Booth v. State (Court of Crim Appeals of OK, 1964) Facts: Charley Stanford stole a topcoat out of a car and called John Fletcher Booth (defendant), telling Booth that he had the coat Booth wanted and Booth could have it for $20. Stanford set up a meeting with Booth, but was soon after arrested when he was spotted wearing the coat. Stanford agreed to assist the police in apprehending Booth by not telling Booth about the arrest and meeting him in Stanford's house as planned. The police hid in Stanford's closet when Booth came over and after Stanford informed Booth that the coat was stolen, Booth said that that was fine and bought the coat. Soon after, the police arrested Booth and charged him with receipt of stolen property. Procedural History: The District Court of Oklahoma County found Booth not guilty of receipt of stolen property because where stolen goods have been recovered by the owner or police, they are no longer considered stolen. Therefore, when they are brought to a defendant with the intent of entrapping him, the defendant cannot be guilty of receipt of stolen goods. However, the District Court of Oklahoma County did find Booth guilty of attempted receipt of stolen property. : Booth appealed.

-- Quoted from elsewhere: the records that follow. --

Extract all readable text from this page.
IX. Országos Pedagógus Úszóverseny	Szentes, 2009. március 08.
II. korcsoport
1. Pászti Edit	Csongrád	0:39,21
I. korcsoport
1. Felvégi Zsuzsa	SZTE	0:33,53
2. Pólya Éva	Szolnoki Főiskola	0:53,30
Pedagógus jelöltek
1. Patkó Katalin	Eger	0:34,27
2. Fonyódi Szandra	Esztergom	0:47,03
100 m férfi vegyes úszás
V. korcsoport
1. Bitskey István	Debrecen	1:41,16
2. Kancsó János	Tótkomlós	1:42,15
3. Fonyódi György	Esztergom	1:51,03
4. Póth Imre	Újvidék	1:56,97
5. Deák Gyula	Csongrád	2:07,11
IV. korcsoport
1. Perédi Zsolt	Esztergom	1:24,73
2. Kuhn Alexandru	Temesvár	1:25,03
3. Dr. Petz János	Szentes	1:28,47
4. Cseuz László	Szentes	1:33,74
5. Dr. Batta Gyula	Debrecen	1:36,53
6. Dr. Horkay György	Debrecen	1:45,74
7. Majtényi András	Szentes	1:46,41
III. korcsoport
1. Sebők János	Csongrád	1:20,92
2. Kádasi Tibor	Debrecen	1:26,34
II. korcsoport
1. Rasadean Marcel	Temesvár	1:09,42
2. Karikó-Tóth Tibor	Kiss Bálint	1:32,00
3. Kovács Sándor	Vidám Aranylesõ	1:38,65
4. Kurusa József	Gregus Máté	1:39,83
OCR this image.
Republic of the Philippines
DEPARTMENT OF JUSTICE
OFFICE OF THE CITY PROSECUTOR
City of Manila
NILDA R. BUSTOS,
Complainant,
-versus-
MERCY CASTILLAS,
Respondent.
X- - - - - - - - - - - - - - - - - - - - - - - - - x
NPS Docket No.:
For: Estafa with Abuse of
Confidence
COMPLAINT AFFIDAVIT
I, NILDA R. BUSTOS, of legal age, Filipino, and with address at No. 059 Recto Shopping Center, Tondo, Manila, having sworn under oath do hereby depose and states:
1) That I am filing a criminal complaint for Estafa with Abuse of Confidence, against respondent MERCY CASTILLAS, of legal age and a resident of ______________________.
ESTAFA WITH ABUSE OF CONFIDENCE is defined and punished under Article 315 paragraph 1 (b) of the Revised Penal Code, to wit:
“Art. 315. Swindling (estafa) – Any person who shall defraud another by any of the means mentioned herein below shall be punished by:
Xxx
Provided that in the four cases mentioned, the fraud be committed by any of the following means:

Issue: Once the police have recovered stolen goods, can a defendant be found guilty of attempted receipt of stolen goods?
Rule: Once the original owner or the police have recovered stolen goods, they are no longer considered stolen; hence, a defendant cannot be found guilty of receipt or stolen goods or attempted receipt of stolen goods.

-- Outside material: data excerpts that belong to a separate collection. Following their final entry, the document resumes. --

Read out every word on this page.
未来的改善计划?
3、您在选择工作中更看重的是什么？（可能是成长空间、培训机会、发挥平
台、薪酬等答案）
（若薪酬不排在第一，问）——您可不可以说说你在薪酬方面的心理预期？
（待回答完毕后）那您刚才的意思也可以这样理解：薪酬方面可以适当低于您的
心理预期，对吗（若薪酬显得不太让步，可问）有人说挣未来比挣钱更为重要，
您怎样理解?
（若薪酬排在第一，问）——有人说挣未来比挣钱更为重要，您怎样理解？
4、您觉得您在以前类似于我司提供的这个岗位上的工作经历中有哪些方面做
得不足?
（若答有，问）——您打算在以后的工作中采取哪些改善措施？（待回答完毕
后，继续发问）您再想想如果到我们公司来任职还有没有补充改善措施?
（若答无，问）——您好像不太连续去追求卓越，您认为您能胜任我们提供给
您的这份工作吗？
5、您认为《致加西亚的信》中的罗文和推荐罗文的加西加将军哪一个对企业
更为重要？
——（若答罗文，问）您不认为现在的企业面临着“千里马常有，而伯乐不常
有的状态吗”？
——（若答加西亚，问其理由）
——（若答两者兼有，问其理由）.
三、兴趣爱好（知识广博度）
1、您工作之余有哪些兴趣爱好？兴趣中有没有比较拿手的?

It is generally held that a D may be charged with an attempt of "physical or factual" impossibility, whereas a "legal impossibility" in the completion of the crime precludes prosecution for an attempt.
A legal impossibility occurs where the act if completed would not be criminal. A factual impossibility occurs where the basic or substantive crime is impossible of completion because of some physical or factual condition unknown to the D.
Where there is a legal impossibility of completing the substantive crime, the accused cannot be successfully charged with an attempt. Where there is a factual impossibility involved, the accused may be convicted of an attempt.
If all which the accused person intended would it have been done would have constituted no substantive crime, it cannot be a crime under the name "attempt" to do, with the same purpose, a part of this thing.
It is fundamental that a man is not merely punished for a criminal mind, he must also have done a forbidden criminal act.
Holding: No. Once the police have recovered stolen goods, a defendant can no longer be found guilty for attempted receipt of stolen goods, as they are no longer considered stolen.
Reasoning: The crime would be considered a legal impossibility. Because the coat was not considered stolen once the police recovered it from Stanford, they cannot convict Defendant for receipt of stolen goods or attempted receipt of stolen goods.